Jika hama tersebut sampai menyerang habis-habisan, tak ada pilihan selain menanam lagi dari awal.

“Aku kemarin beli bibit (tidak menggunakan subsidi dari pemerintah, Red.) soalnya sudah nyebar dua kali nggak jadi tumbuh. Dimakan tikus terus,” ujar Sawilah.

Padahal, biaya proses menanam padi tidak murah. Untuk penyemaian, cabut bibit, dan upah tanam, ia bisa menghabkan uang Rp 1,1 juta. Selanjutnya, biaya traktor sebesar Rp 800 ribu dan tamping galeng Rp 100 ribu.

Kesulitan lainnya adalah ketika ia hanya menerima pupuk yang jumlahnya terbilang sangat terbatas. Untuk lahan tanam seluas 25 meter persegi, Sawilah mendapat 25 kilogram pupuk Urea dan 25 kilogram NPK phonska. Kedua pupuk bersubsidi yang ia terima itu tak cukup untuk ditaburkan selama masa tumbuh.

Untuk membeli sisa kebutuhan yang seharusnya yakni 1 kuintal pupuk, ia mengaku kesulitan. Tidak ada pilihan selain membeli pupuk non-subsidi.
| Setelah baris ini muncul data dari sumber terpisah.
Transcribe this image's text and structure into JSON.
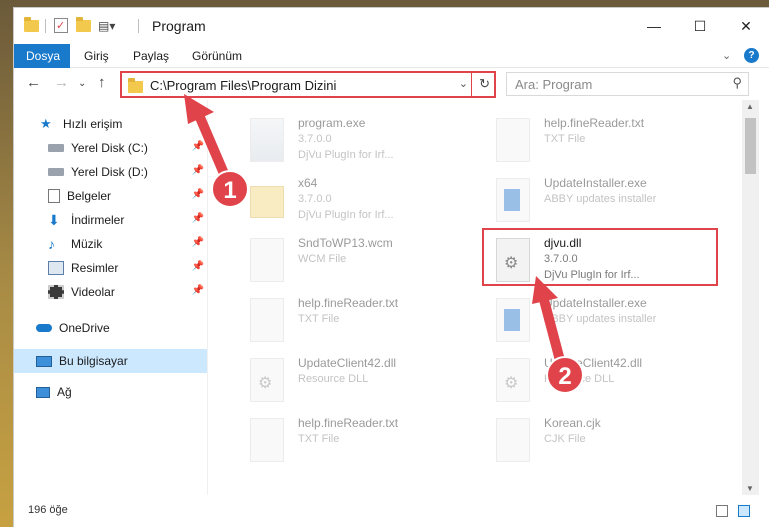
{
  "window": {
    "title": "Program"
  },
  "ribbon": {
    "tabs": [
      {
        "label": "Dosya"
      },
      {
        "label": "Giriş"
      },
      {
        "label": "Paylaş"
      },
      {
        "label": "Görünüm"
      }
    ]
  },
  "navbar": {
    "address_path": "C:\\Program Files\\Program Dizini",
    "search_placeholder": "Ara: Program"
  },
  "sidebar": {
    "items": [
      {
        "label": "Hızlı erişim",
        "icon": "star-icon"
      },
      {
        "label": "Yerel Disk (C:)",
        "icon": "drive-icon"
      },
      {
        "label": "Yerel Disk (D:)",
        "icon": "drive-icon"
      },
      {
        "label": "Belgeler",
        "icon": "documents-icon"
      },
      {
        "label": "İndirmeler",
        "icon": "download-icon"
      },
      {
        "label": "Müzik",
        "icon": "music-icon"
      },
      {
        "label": "Resimler",
        "icon": "pictures-icon"
      },
      {
        "label": "Videolar",
        "icon": "videos-icon"
      },
      {
        "label": "OneDrive",
        "icon": "cloud-icon"
      },
      {
        "label": "Bu bilgisayar",
        "icon": "computer-icon"
      },
      {
        "label": "Ağ",
        "icon": "network-icon"
      }
    ]
  },
  "files": [
    {
      "name": "program.exe",
      "line1": "3.7.0.0",
      "line2": "DjVu PlugIn for Irf...",
      "icon": "app-icon"
    },
    {
      "name": "help.fineReader.txt",
      "line1": "TXT File",
      "line2": "",
      "icon": "text-file-icon"
    },
    {
      "name": "x64",
      "line1": "3.7.0.0",
      "line2": "DjVu PlugIn for Irf...",
      "icon": "folder-icon"
    },
    {
      "name": "UpdateInstaller.exe",
      "line1": "ABBY updates installer",
      "line2": "",
      "icon": "installer-icon"
    },
    {
      "name": "SndToWP13.wcm",
      "line1": "WCM File",
      "line2": "",
      "icon": "file-icon"
    },
    {
      "name": "djvu.dll",
      "line1": "3.7.0.0",
      "line2": "DjVu PlugIn for Irf...",
      "icon": "dll-icon"
    },
    {
      "name": "help.fineReader.txt",
      "line1": "TXT File",
      "line2": "",
      "icon": "text-file-icon"
    },
    {
      "name": "UpdateInstaller.exe",
      "line1": "ABBY updates installer",
      "line2": "",
      "icon": "installer-icon"
    },
    {
      "name": "UpdateClient42.dll",
      "line1": "Resource DLL",
      "line2": "",
      "icon": "dll-icon"
    },
    {
      "name": "UpdateClient42.dll",
      "line1": "Resource DLL",
      "line2": "",
      "icon": "dll-icon"
    },
    {
      "name": "help.fineReader.txt",
      "line1": "TXT File",
      "line2": "",
      "icon": "text-file-icon"
    },
    {
      "name": "Korean.cjk",
      "line1": "CJK File",
      "line2": "",
      "icon": "file-icon"
    }
  ],
  "status": {
    "item_count": "196 öğe"
  },
  "annotations": {
    "step1": "1",
    "step2": "2",
    "color": "#e0434a"
  }
}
“Dari pemerintah yang memberi pupuk subsidi dipersulit. Disuruh pakai pupuk kandang. Nggak bisa. Pupuk kandang itu kalau untuk orang yang tinggal di daerah pegunungan, punya sapi. Kalau orang daerah sini nggak punya sapi. Punya kambing cuma 1. Apa cukup untuk sekali pemupukan? Tidak,” keluh Sawilah.

Usai panen pun, harga jualnya juga tidak stabil. Paling banyak Rp 6 ribu per kilogram gabah. Ia bisa mendapat total hasil panen sebesar Rp 8 juta dari total hasil panen 1,3 ribu ton gabah.

“Habis nggak jadi (dua kali tanam, Red.) harganya naik. Rp 6 ribuan gitu jadinya lebih ringan sedikit lah,” ucapnya.